Они подъехали к дому на окраине, Это был неплохой двухэтажный особняк, с виду довольно дорогой. Рядом стояло еще несколько подобных домов. Взглянув сквозь решетчатую ограду, Юлиан Мюри сразу отметил, что гаражей было два. Прекрасно, они богаты.
Автомобиль въехал во двор. К нему бросилась овчарка и стала подпрыгивать, заглядывая в окна. Когда машина остановилась, собака забежала с той стороны, где сидел Юлиан Мюри, встала на задние лапы, опираясь передними о стекло, и стала разглядывать гостя. Она не лаяла.
– Это Холмс, – сказала Эльза.
– Холмс?
– Ну да, Шерлок Холмс. Он очень любопытный и совсем безобидный. Он вечно что-то выискивает или вынюхивает. Поэтому мы его так и прозвали. Он еще щенком был таким. А мой муж обожает детективы.
– Я тоже, – соврал Юлиан Мюри.
Они прошли в дом и поднялись на второй этаж.
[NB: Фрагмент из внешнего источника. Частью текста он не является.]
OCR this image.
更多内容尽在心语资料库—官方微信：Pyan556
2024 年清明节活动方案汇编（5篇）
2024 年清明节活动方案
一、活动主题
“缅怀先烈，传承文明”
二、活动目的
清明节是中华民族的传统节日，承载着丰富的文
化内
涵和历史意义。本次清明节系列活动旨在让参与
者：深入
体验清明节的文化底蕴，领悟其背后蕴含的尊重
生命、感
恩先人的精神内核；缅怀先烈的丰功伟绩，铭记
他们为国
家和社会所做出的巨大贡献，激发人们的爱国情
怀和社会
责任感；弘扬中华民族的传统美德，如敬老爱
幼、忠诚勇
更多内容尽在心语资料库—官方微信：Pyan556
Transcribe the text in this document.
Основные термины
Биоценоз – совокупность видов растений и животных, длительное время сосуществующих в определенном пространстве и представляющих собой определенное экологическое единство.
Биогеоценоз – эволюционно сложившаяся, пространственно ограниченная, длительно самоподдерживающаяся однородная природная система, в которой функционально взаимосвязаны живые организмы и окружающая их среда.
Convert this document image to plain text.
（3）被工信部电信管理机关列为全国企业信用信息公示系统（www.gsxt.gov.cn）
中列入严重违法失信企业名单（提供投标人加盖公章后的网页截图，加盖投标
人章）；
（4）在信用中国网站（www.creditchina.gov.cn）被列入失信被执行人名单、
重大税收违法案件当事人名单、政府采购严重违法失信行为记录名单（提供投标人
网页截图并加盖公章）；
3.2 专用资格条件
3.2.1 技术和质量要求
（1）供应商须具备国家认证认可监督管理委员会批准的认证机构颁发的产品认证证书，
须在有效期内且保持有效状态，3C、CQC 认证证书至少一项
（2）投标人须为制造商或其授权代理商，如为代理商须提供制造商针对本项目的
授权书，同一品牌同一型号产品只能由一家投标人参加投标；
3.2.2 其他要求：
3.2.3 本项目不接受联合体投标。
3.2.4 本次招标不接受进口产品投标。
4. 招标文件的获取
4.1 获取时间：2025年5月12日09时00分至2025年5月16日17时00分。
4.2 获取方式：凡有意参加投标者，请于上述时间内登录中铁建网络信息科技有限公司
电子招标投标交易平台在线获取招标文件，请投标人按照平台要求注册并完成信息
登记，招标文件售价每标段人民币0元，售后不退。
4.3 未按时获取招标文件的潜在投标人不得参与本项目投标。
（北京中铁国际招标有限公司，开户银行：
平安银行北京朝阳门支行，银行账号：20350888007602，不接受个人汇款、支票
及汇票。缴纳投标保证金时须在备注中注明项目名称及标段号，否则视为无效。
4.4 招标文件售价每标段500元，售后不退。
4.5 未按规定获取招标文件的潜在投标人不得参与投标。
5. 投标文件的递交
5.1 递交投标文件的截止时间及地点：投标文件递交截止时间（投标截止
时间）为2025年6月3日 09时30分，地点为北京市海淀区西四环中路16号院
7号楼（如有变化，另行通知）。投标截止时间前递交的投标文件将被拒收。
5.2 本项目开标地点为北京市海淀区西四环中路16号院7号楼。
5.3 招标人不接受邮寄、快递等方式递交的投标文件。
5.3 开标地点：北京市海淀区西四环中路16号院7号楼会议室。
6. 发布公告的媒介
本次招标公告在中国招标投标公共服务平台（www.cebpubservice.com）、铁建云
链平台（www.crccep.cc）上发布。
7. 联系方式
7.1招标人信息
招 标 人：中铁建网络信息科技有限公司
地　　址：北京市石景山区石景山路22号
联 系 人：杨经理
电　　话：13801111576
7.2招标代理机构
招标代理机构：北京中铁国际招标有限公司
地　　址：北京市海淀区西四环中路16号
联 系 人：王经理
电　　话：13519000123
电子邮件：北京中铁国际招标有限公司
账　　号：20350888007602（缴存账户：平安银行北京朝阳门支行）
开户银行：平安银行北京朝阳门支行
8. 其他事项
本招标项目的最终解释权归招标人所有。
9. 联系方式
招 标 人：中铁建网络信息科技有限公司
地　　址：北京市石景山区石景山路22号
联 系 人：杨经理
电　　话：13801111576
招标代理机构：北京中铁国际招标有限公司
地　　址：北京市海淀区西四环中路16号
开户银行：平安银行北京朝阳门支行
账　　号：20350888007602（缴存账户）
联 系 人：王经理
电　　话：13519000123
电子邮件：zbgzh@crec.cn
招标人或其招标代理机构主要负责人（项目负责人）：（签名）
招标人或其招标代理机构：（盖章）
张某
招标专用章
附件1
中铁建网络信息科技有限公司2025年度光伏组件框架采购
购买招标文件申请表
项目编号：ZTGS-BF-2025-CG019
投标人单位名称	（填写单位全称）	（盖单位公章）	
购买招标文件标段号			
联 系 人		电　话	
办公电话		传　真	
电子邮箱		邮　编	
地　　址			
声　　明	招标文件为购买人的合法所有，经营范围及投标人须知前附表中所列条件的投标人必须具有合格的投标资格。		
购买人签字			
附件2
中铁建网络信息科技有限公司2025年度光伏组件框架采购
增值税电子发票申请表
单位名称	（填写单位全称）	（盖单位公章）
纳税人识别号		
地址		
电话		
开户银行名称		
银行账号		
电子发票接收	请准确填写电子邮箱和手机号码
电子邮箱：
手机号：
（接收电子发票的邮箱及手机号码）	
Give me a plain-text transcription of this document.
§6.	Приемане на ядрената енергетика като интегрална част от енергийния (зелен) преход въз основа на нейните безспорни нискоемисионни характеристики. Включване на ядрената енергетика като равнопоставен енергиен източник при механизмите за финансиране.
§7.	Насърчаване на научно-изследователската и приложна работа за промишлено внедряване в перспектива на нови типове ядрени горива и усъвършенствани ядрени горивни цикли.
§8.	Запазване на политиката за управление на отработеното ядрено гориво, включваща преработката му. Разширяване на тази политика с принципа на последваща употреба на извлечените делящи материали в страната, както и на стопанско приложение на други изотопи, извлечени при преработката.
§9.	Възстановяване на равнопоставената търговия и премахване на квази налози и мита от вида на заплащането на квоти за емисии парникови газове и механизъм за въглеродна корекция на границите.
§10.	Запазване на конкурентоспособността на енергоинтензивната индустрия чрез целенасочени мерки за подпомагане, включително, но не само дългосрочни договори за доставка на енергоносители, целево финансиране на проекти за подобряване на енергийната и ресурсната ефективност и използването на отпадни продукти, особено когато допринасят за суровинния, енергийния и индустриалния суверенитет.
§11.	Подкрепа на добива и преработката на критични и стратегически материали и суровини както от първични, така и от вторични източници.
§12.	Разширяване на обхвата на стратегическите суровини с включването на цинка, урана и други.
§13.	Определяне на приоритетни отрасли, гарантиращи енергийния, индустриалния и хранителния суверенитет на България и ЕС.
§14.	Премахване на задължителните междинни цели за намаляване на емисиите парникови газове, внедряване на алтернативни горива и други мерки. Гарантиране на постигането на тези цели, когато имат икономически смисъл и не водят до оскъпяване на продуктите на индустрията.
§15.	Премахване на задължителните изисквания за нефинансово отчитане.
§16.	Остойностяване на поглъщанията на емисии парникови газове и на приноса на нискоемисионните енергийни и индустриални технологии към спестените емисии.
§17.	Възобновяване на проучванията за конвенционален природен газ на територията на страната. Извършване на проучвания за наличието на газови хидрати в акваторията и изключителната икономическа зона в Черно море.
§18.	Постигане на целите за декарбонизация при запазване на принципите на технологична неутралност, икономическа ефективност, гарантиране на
Эльза показала ему его комнату. Комната была небольшой, но хорошо обставленной. Эльза села на диван и стала рассказывать об устройстве дома. Юлиан Мюри слушал ее невнимательно. Он думал о том, что ему делать дальше. Собака во дворе почти не обрадовалась приезду хозяина. Холмс бежал рядом с Эльзой и ласкался только к ней. Обычно овчарки больше любят мужчин, они чувствуют в мужчине хозяина. Значит, Яков хозяином не был. Хозяйкой была Эльза. Впрочем, это все домыслы.
– Вы меня совсем не слушаете, – сказала Эльза.
– Я слушаю, вы говорили, что обычно ужинали в восемь. Обычно – это до того, как случилось несчастье?
– Да.
Он посмотрел на ее руки. Обе ее ладони лежали на полированной деревянной ручке. У нее были длинные красивые ногти. Ее пальцы постоянно шевелились; бессознательно она царапала лак. В наступившей тишине можно было слышать легкий царапающий звук. Было что-то несчастное в этом незаметном движении, что-то, что заставило его сердце сжаться. Это движение было привычным – деревянная ручка заметно исцарапана. Он посмотрел на другую ручку. Нет, вторая была совершенно гладкой. Значит, Эльза часто сидела в этой комнате, на этом диване, с этой стороны.
Он прервал молчание.
– Мне кажется, что я знаю вас давно. Будто бы я видел много раз, как вы сидите здесь, на этом же диване, в этой же позе и говорите о чем-то. Признайтесь, вы ведь часто сидели вот так, здесь?
– Почему вы так думаете?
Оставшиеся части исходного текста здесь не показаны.